METODE TAKHRIJ
Metodologi
Takhrij
Ada beberapa cara untuk menemukan Hadits (takhrij), yaitu : 1)
dengan mengetahui perawi tertinggi dari sahabat; 2) mengetahui lafad awal dari
matan Hadits; 3) mengetahui salah satu kata atau kalimat dari matan Hadits; 4)
mengetahui judul Hadits, misalnya tentang syahadat, shalat, puasa, zakat, haji,
dll; dan 5) mengetahui sifat-sifat sanad-sanad Hadits atau matannya. Atau cara
yang lebih mudah adalah dengan cara menghafalkan banyak Hadits.
Tetapi kenyataan yang ada pada saat ini dimana tekhnologi semakin canggih
dan selalu berkembang, sampai pada bidang studi Hadits itu sendiri, dimana
ketika dihadapkan dengan CD-Rom setidaknya ini hanya merupakan sandaran untuk
mencari Hadits tetapi harus juga dilakukan pencocokan dengan kitab-kitab
induknya (manual).
Metode
Kritik Sanad & Matan
Subjek utama Kritik Hadits adalah kritik dalam sanad dan matan yang
memungkinkan seseorang dapat menghukumi sebuah hadits berdasarkan berbagai
aspek dan metodologinya. Dalam ilmu hadits ada ilmu yang dikenal dengan ilmu
rijal yang membahas mengenai para perawi hadits, para ahli kritik
memiliki beberapa kriteria dan yang dinilai paling ketat adalah Al- Bukhari.
Perbedaan kriteria itu adalah sesuatu yang realistik dan wajar yang merupakan
perbedaan keragaman bukan perbedaan kesalahan.

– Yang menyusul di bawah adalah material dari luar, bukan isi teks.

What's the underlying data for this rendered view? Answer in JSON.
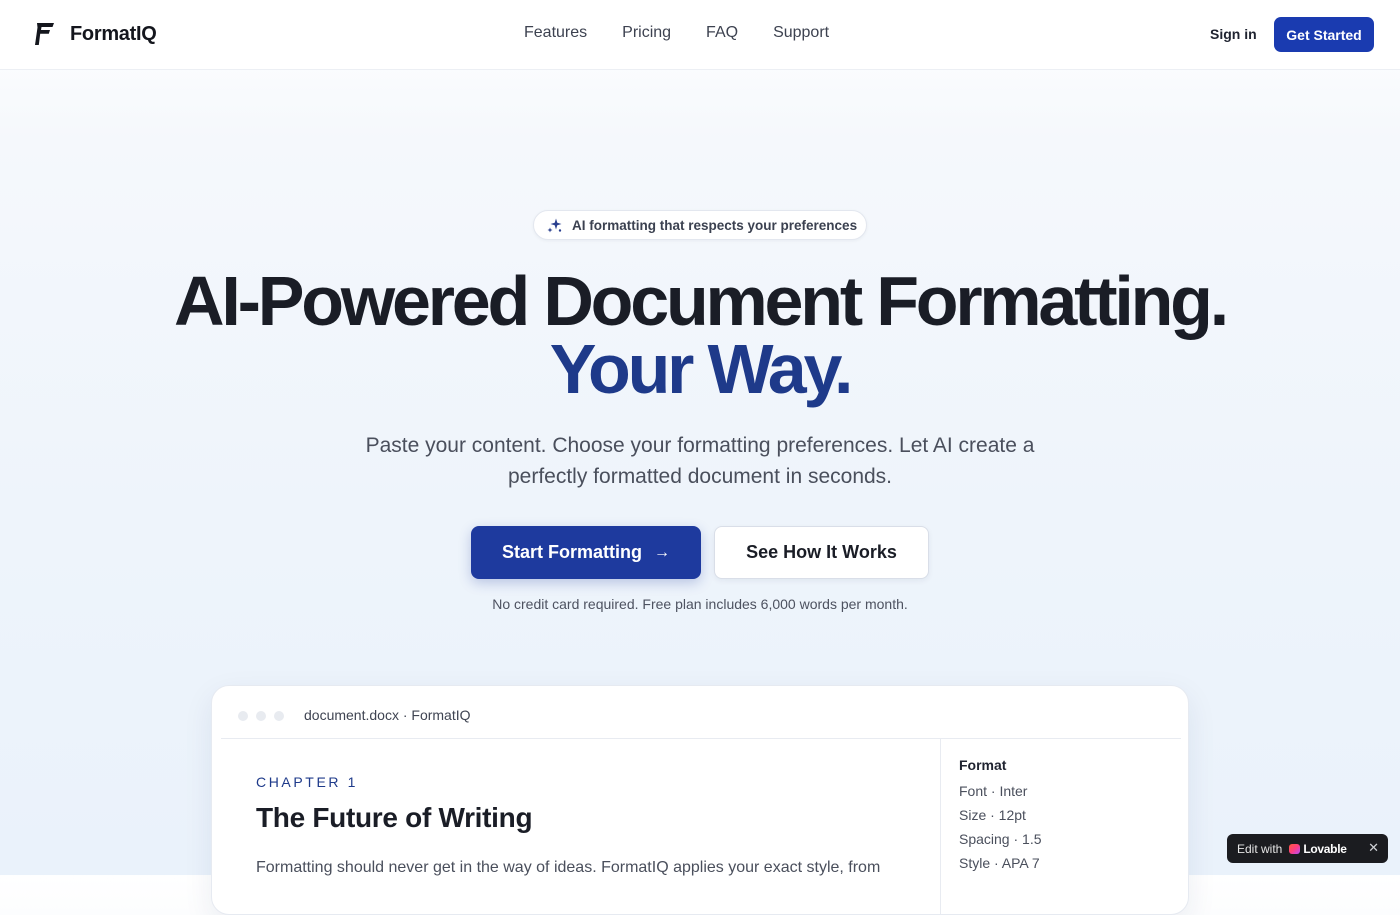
{
  "brand": {
    "name": "FormatIQ",
    "icon": "formatiq-logo-icon"
  },
  "nav": {
    "links": [
      "Features",
      "Pricing",
      "FAQ",
      "Support"
    ],
    "sign_in": "Sign in",
    "get_started": "Get Started"
  },
  "hero": {
    "pill_icon": "sparkles-icon",
    "pill_text": "AI formatting that respects your preferences",
    "headline_line1": "AI-Powered Document Formatting.",
    "headline_line2": "Your Way.",
    "subheadline": "Paste your content. Choose your formatting preferences. Let AI create a perfectly formatted document in seconds.",
    "primary_cta": "Start Formatting",
    "primary_cta_icon": "arrow-right-icon",
    "secondary_cta": "See How It Works",
    "note": "No credit card required. Free plan includes 6,000 words per month."
  },
  "preview": {
    "window_title": "document.docx · FormatIQ",
    "chapter_label": "CHAPTER 1",
    "doc_title": "The Future of Writing",
    "doc_body": "Formatting should never get in the way of ideas. FormatIQ applies your exact style, from",
    "format_panel": {
      "heading": "Format",
      "rows": [
        "Font · Inter",
        "Size · 12pt",
        "Spacing · 1.5",
        "Style · APA 7"
      ]
    }
  },
  "lovable_badge": {
    "edit_label": "Edit with",
    "brand": "Lovable",
    "close": "✕"
  },
  "colors": {
    "primary": "#1e3a9e",
    "headline_accent": "#1e3a8a",
    "text_dark": "#1a1d26",
    "text_muted": "#4a4f5c"
  }
}
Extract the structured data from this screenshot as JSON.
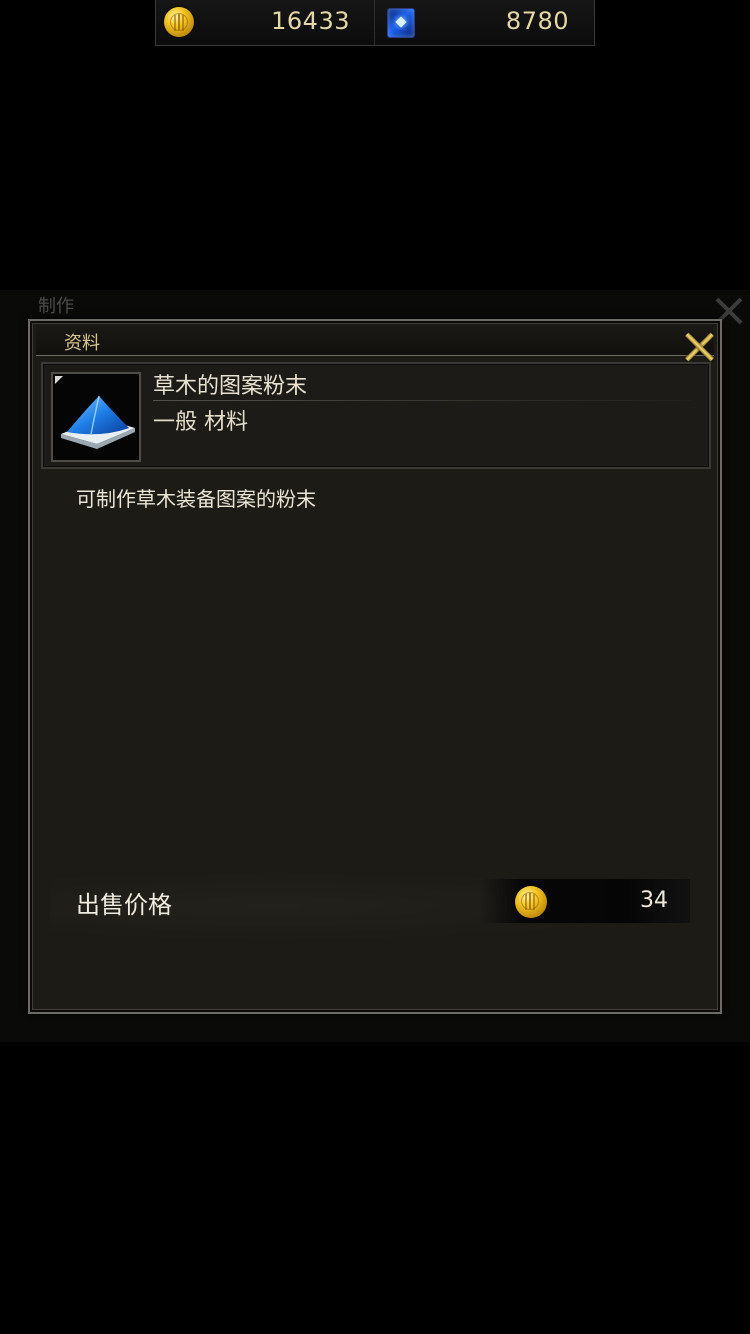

Metode Kritik Sanad dan Matan
A.
Operasional
Kritik Sanad
1.
Menyebutkan
rangkaian sanad secara berurutan sampai kepada perawi awal dengan menyebutkan :
a.
Nama perawi,
nama ayah dan tahun wafatnya,
b. Kata yang
digunakan dalam tranmisi hadits, semisal kata : akhbarana, ‘an, haddatsana dll.
2.
Menerangkan
peringkat Jarh wa Ta’dil-nya rawi seperti tsiqah, tsabit, mutqin,
suduq, dhaif, yang dicari dengan panduan kitab Tahdzibul Kamal fi Asma’
Al-Rijal
3.
Apabila
perawi termasuk rijal kutub sittah, namun dikritik oleh ulama’ Al-Jarh
waAt- Ta’dil maka harus berpegang kepada seorang ahli seperti Al-Hafiz Ibnu
hajar atau berpegang kepada syawahid dan tawabi’-nya.
4.
Apabila
perawi tidak termasuk rijal Kutub Sittah dan diperdepatkan oleh para
ulama’ tentang ke-tsiqahan-nya, maka harus diverivikasi
dengan menggunakan teknik tarjih yang melihat kealiman ulama’ tersebut.
5.
Harus
menerangkan sebab kedhaifan perawi bilamana perawi dianggap dhaif oleh ulama’
hadits.
6.
Apabila
periwayatan perawi tidak diterima maka perlu dijelaskan sebab-sebab haditsnya
tidak diterima antara satu kritikus dengan lainnya.
7.
Apabila
sanad dari perawi mutaakhkhirin tidak ada, sementara hadits itu memang
ada dalam kitab-kitab Induk, maka perlu dilakukan kritik melalui rijal kitab-kitab
itu. Peneliti cukup berpegang kepada sanad kitab induk dalam menghukumi matan
hadtis tersebut
8.
Apabila
hadits yang diriwayatkan oleh mutaakhkhirin melalui dua atau tiga sanad, maka
peniliti harus menguraikan ketiga sanad itu melalui sebuah skema setelah
menerangkan keadaan rijal sanad pertama, agar mendapatkan gambaran dalam
mengenal persamaan, perbedaan dan peringkat uluw dan nazil pada
sanad-sanad tersebut.
B.
Operasional
Kritik Matan
1.
Memeriksa
perbedaan lafadz yang bersifat redaksional, apakah perbedaan itu merubah maksud
dan kandungan makna hadit.
2.
Memeriksa
matan hadits, apakah ada syudzudz dan illat yang bertentangan
dengan nash Al-Qur’an dan hadits-hadits shahih.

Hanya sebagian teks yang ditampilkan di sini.